New Delhi, Apr 22: PNB Mutual Fund will stage a comeback in the mutual fund market after a gap of three years with the launch of three funds on May 10. The Delhi-based asset management company has Sebi's approval for the launch of an open-end debt and balanced funds. The AMC also plans to launch a money-market mutual fund (MMMF), christened PNB Liquid Fund. The MMMF is awaiting clearance from the Reserve Bank of India.``The cheque writing facility for MMMFs has come at the right moment for PNB MF. If the approval comes soon, we will launch the MMMF with the two other funds on May 10. Otherwise, we will launch the MMMF separately at a later date.

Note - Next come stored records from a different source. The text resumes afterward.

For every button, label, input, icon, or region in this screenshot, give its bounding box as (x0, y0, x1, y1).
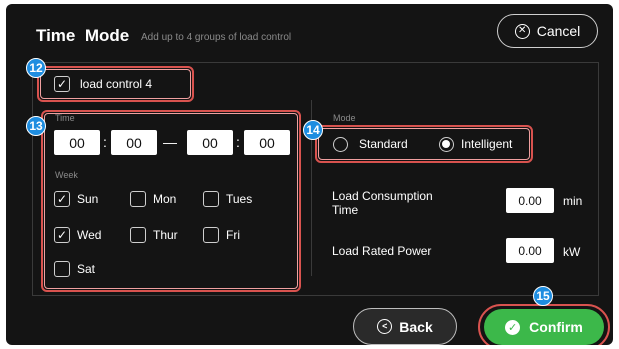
load-control-label: load control 4 (80, 77, 153, 91)
load-consumption-label-line1: Load Consumption (332, 189, 433, 203)
check-circle-icon: ✓ (505, 319, 521, 335)
confirm-button[interactable]: ✓ Confirm (484, 309, 604, 345)
load-rated-power-unit: kW (563, 245, 581, 259)
mode-label: Mode (333, 113, 356, 123)
mode-intelligent-radio[interactable] (439, 137, 454, 152)
confirm-label: Confirm (529, 319, 583, 335)
end-hour-input[interactable]: 00 (187, 130, 233, 155)
mode-standard-radio[interactable] (333, 137, 348, 152)
load-rated-power-label: Load Rated Power (332, 244, 432, 258)
day-tues-checkbox[interactable] (203, 191, 219, 207)
callout-badge-14: 14 (303, 120, 323, 140)
cancel-label: Cancel (536, 23, 581, 39)
day-wed-label: Wed (77, 228, 102, 242)
cancel-button[interactable]: ✕ Cancel (497, 14, 598, 48)
start-colon: : (103, 134, 107, 150)
start-minute-input[interactable]: 00 (111, 130, 157, 155)
page-title: Time Mode (36, 26, 130, 45)
load-consumption-label-line2: Time (332, 203, 359, 217)
end-minute-input[interactable]: 00 (244, 130, 290, 155)
day-wed-checkbox[interactable]: ✓ (54, 227, 70, 243)
time-label: Time (55, 113, 75, 123)
load-consumption-input[interactable]: 0.00 (506, 188, 554, 213)
load-rated-power-input[interactable]: 0.00 (506, 238, 554, 263)
back-button[interactable]: < Back (353, 308, 457, 345)
page-subtitle: Add up to 4 groups of load control (141, 32, 292, 43)
day-mon-checkbox[interactable] (130, 191, 146, 207)
day-fri-label: Fri (226, 228, 240, 242)
day-sun-label: Sun (77, 192, 99, 206)
day-tues-label: Tues (226, 192, 253, 206)
day-sat-label: Sat (77, 262, 96, 276)
back-arrow-icon: < (377, 319, 393, 334)
start-hour-input[interactable]: 00 (54, 130, 100, 155)
load-consumption-unit: min (563, 194, 583, 208)
day-mon-label: Mon (153, 192, 177, 206)
day-thur-checkbox[interactable] (130, 227, 146, 243)
day-sun-checkbox[interactable]: ✓ (54, 191, 70, 207)
mode-intelligent-label: Intelligent (461, 137, 513, 151)
time-range-dash: — (163, 134, 177, 150)
back-label: Back (399, 318, 433, 335)
end-colon: : (236, 134, 240, 150)
callout-badge-13: 13 (26, 116, 46, 136)
week-label: Week (55, 170, 78, 180)
callout-badge-12: 12 (26, 58, 46, 78)
day-fri-checkbox[interactable] (203, 227, 219, 243)
x-circle-icon: ✕ (514, 23, 530, 39)
day-thur-label: Thur (153, 228, 178, 242)
mode-standard-label: Standard (359, 137, 408, 151)
day-sat-checkbox[interactable] (54, 261, 70, 277)
load-control-checkbox[interactable]: ✓ (54, 76, 70, 92)
time-mode-screen: Time Mode Add up to 4 groups of load con… (6, 4, 613, 345)
callout-badge-15: 15 (533, 286, 553, 306)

We have already written to Sebi to incorporate the cheque-writing facility in the highlights of the draft prospectus,'' said V K Joel, executive vice-president, PNB AMC. The MMMF, with a minimum investment of Rs 25,000, will have a lock-in of 15 days. Thus, investors can start writing cheques on their account after 15 days. ``MMMFs will help investors earn a higherreturn than their savings bank accounts,'' said Joel.

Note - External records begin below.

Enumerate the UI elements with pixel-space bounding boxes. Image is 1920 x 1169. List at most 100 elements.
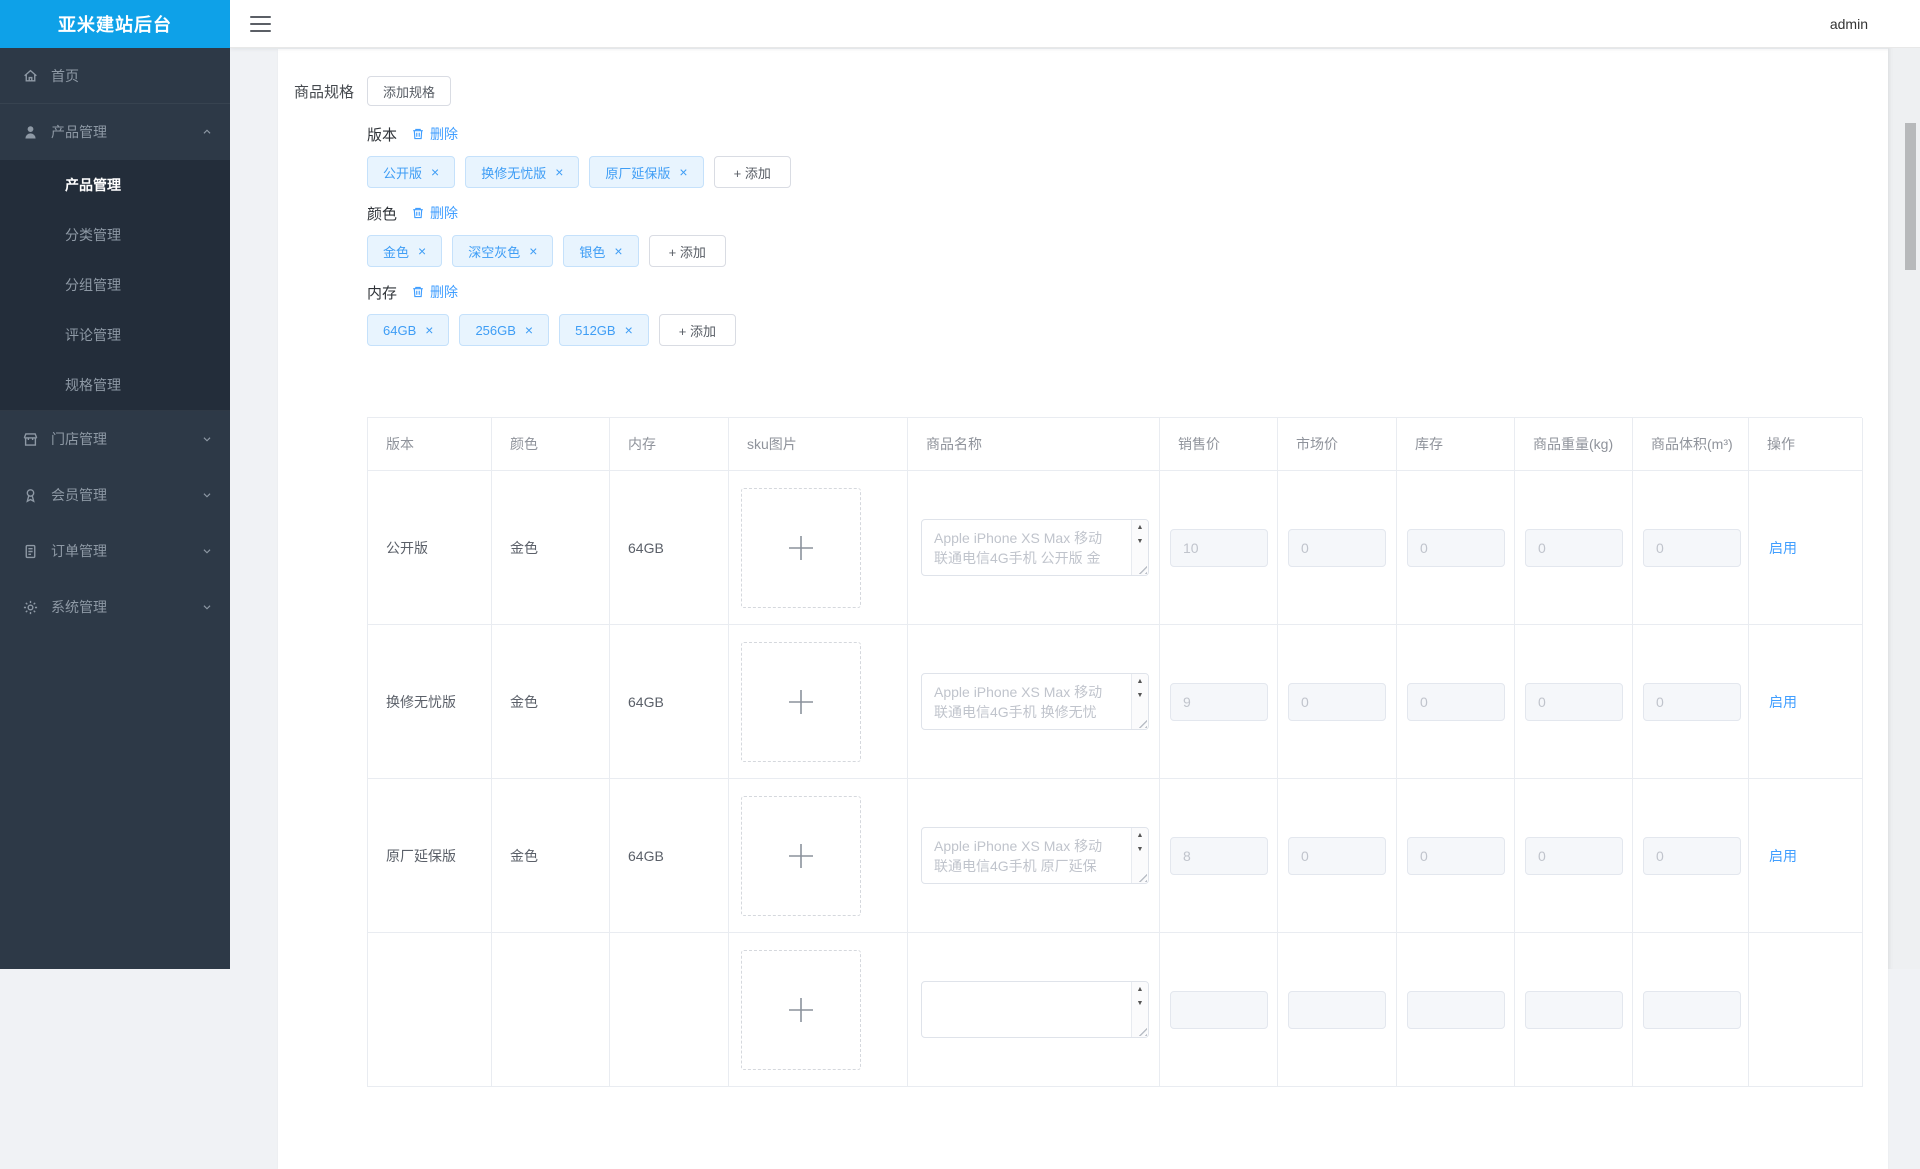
market-price-input[interactable] (1288, 837, 1386, 875)
sale-price-input[interactable] (1170, 837, 1268, 875)
tag-label: 512GB (575, 323, 615, 338)
product-name-line2: 联通电信4G手机 公开版 金 (934, 548, 1124, 568)
scroll-up-icon[interactable] (1132, 831, 1148, 841)
tag-close-icon[interactable] (525, 323, 533, 337)
cell-memory (610, 933, 729, 1087)
scroll-down-icon[interactable] (1132, 537, 1148, 547)
cell-product-name: Apple iPhone XS Max 移动 联通电信4G手机 原厂延保 (908, 779, 1160, 933)
tag-close-icon[interactable] (431, 165, 439, 179)
scroll-up-icon[interactable] (1132, 985, 1148, 995)
sidebar-item-member-management[interactable]: 会员管理 (0, 467, 230, 523)
add-value-button[interactable]: + 添加 (659, 314, 736, 346)
content-card: 商品规格 添加规格 版本 删除 公开版 换修无忧版 原厂延保版 + 添加 颜色 (278, 49, 1888, 1169)
textarea-scrollbar[interactable] (1131, 674, 1148, 729)
page-scrollbar-track[interactable] (1888, 48, 1920, 969)
spec-delete-button[interactable]: 删除 (411, 203, 458, 223)
sku-image-upload[interactable] (741, 642, 861, 762)
tag-close-icon[interactable] (555, 165, 563, 179)
textarea-scrollbar[interactable] (1131, 982, 1148, 1037)
add-value-button[interactable]: + 添加 (649, 235, 726, 267)
admin-user-menu[interactable]: admin (1830, 16, 1868, 32)
cell-sale-price (1160, 933, 1278, 1087)
tag-close-icon[interactable] (418, 244, 426, 258)
sidebar-item-home[interactable]: 首页 (0, 48, 230, 104)
tag-close-icon[interactable] (625, 323, 633, 337)
resize-grip-icon[interactable] (1135, 870, 1147, 882)
resize-grip-icon[interactable] (1135, 562, 1147, 574)
product-name-textarea[interactable]: Apple iPhone XS Max 移动 联通电信4G手机 公开版 金 (921, 519, 1149, 576)
sidebar-item-system-management[interactable]: 系统管理 (0, 579, 230, 635)
cell-weight (1515, 779, 1633, 933)
sidebar-item-order-management[interactable]: 订单管理 (0, 523, 230, 579)
market-price-input[interactable] (1288, 991, 1386, 1029)
hamburger-menu-icon[interactable] (250, 16, 271, 32)
sidebar-item-group-management[interactable]: 分组管理 (0, 260, 230, 310)
enable-link[interactable]: 启用 (1769, 692, 1797, 712)
volume-input[interactable] (1643, 683, 1741, 721)
cell-weight (1515, 933, 1633, 1087)
textarea-scrollbar[interactable] (1131, 828, 1148, 883)
spec-delete-button[interactable]: 删除 (411, 124, 458, 144)
stock-input[interactable] (1407, 529, 1505, 567)
scroll-down-icon[interactable] (1132, 999, 1148, 1009)
memory-value: 64GB (628, 540, 664, 556)
chevron-down-icon (200, 488, 214, 502)
volume-input[interactable] (1643, 837, 1741, 875)
product-name-textarea[interactable]: Apple iPhone XS Max 移动 联通电信4G手机 原厂延保 (921, 827, 1149, 884)
sku-image-upload[interactable] (741, 796, 861, 916)
page-scrollbar-thumb[interactable] (1905, 123, 1916, 270)
weight-input[interactable] (1525, 683, 1623, 721)
weight-input[interactable] (1525, 991, 1623, 1029)
product-name-textarea[interactable]: Apple iPhone XS Max 移动 联通电信4G手机 换修无忧 (921, 673, 1149, 730)
tag-close-icon[interactable] (679, 165, 687, 179)
sidebar-item-spec-management[interactable]: 规格管理 (0, 360, 230, 410)
sale-price-input[interactable] (1170, 683, 1268, 721)
sale-price-input[interactable] (1170, 529, 1268, 567)
stock-input[interactable] (1407, 837, 1505, 875)
cell-market-price (1278, 625, 1397, 779)
add-value-button[interactable]: + 添加 (714, 156, 791, 188)
color-value: 金色 (510, 692, 538, 712)
stock-input[interactable] (1407, 991, 1505, 1029)
sidebar-item-comment-management[interactable]: 评论管理 (0, 310, 230, 360)
sku-image-upload[interactable] (741, 488, 861, 608)
add-value-label: + 添加 (734, 166, 771, 181)
cell-volume (1633, 471, 1749, 625)
weight-input[interactable] (1525, 837, 1623, 875)
tag-close-icon[interactable] (425, 323, 433, 337)
volume-input[interactable] (1643, 991, 1741, 1029)
sidebar-item-label: 产品管理 (51, 122, 200, 142)
scroll-down-icon[interactable] (1132, 845, 1148, 855)
tag-close-icon[interactable] (614, 244, 622, 258)
sku-image-upload[interactable] (741, 950, 861, 1070)
textarea-scrollbar[interactable] (1131, 520, 1148, 575)
cell-color: 金色 (492, 779, 610, 933)
market-price-input[interactable] (1288, 529, 1386, 567)
volume-input[interactable] (1643, 529, 1741, 567)
scroll-down-icon[interactable] (1132, 691, 1148, 701)
scroll-up-icon[interactable] (1132, 677, 1148, 687)
cell-volume (1633, 779, 1749, 933)
scroll-up-icon[interactable] (1132, 523, 1148, 533)
spec-value-tag: 256GB (459, 314, 549, 346)
resize-grip-icon[interactable] (1135, 1024, 1147, 1036)
cell-volume (1633, 933, 1749, 1087)
table-header-cell: sku图片 (729, 418, 908, 471)
tag-close-icon[interactable] (529, 244, 537, 258)
spec-delete-button[interactable]: 删除 (411, 282, 458, 302)
sidebar-item-product-management[interactable]: 产品管理 (0, 104, 230, 160)
add-spec-button[interactable]: 添加规格 (367, 76, 451, 106)
stock-input[interactable] (1407, 683, 1505, 721)
product-name-textarea[interactable] (921, 981, 1149, 1038)
tag-label: 256GB (475, 323, 515, 338)
enable-link[interactable]: 启用 (1769, 538, 1797, 558)
sidebar-item-store-management[interactable]: 门店管理 (0, 411, 230, 467)
resize-grip-icon[interactable] (1135, 716, 1147, 728)
weight-input[interactable] (1525, 529, 1623, 567)
product-name-line2: 联通电信4G手机 换修无忧 (934, 702, 1124, 722)
sidebar-item-product-management-sub[interactable]: 产品管理 (0, 160, 230, 210)
market-price-input[interactable] (1288, 683, 1386, 721)
sidebar-item-category-management[interactable]: 分类管理 (0, 210, 230, 260)
enable-link[interactable]: 启用 (1769, 846, 1797, 866)
sale-price-input[interactable] (1170, 991, 1268, 1029)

The AMC plans a 55 per cent equity exposure in the balanced fund to take advantage of the budgetary sop, which has made dividend payout tax-free from open-end funds. The minimum investment in the balanced fund is Rs 5000. The fund will invest in debt securities with at least AA rating, while 60 per cent of the equity investments will be in S&P CNX Nifty scrips. The fund will charge an exit load of 1.5 per cent if the units are redeemed within one year.

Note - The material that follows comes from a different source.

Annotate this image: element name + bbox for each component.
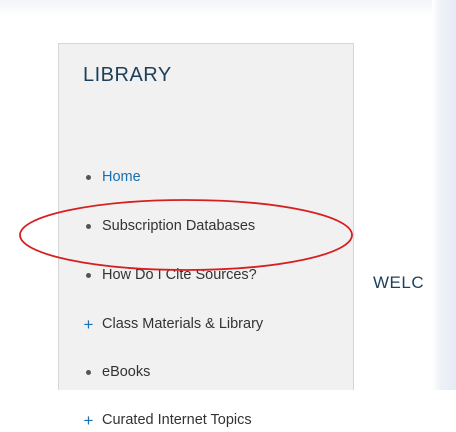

The open-end debt fund has a minimum investment of Rs 5000 with an exit load of 0.2 per cent, if investments are withdrawn within 180 days. The AMC plans to aggressively market the fund as a superior alternative to RBI's tax relief bonds which assure a return of 9 per cent. The income from debt funds has also been made tax-free in the hands of investors. ``An open-end debt fund can easily generate a return in excess of 12 per cent with safe investments even in the current interest rate scenario. Evenafter the 10 per cent tax on dividend outgo, investors will get a far superior yield on the debt fund. Second, liquidity is instant while there is no secondary market for tax relief bonds,'' said Joel.
The last scheme from PNB Mutual Fund was the equity-linked savings scheme launched in 1996. Since then, the AMC has not launched any new schemes, but concentrated on restructuring the protfolios of its existing schemes. ``We have aggressively churned the portfolios of our equity funds and have moved in the three growth sectors of IT, pharma and FMCG while manitaining some expsoure in the core sectors. The impact of the restructuring will reflect in NAVs when the market picks up,'' said Joel. ``We believe that the worst phase for the fund industry is now over and the sector is poised to witness a healthy growth in years to come. The government is also looking very favourably at the fund industry, which is reflected in its policy announcements,'' pointed out Joel. ``With interest rate cuts, spreads of thebanking industry have come under pressure which is a clear sign that banks will have to look at avenues for revenue generation other than savings bank accounts. This money from savings accounts should begin to move into mutual funds,'' he added.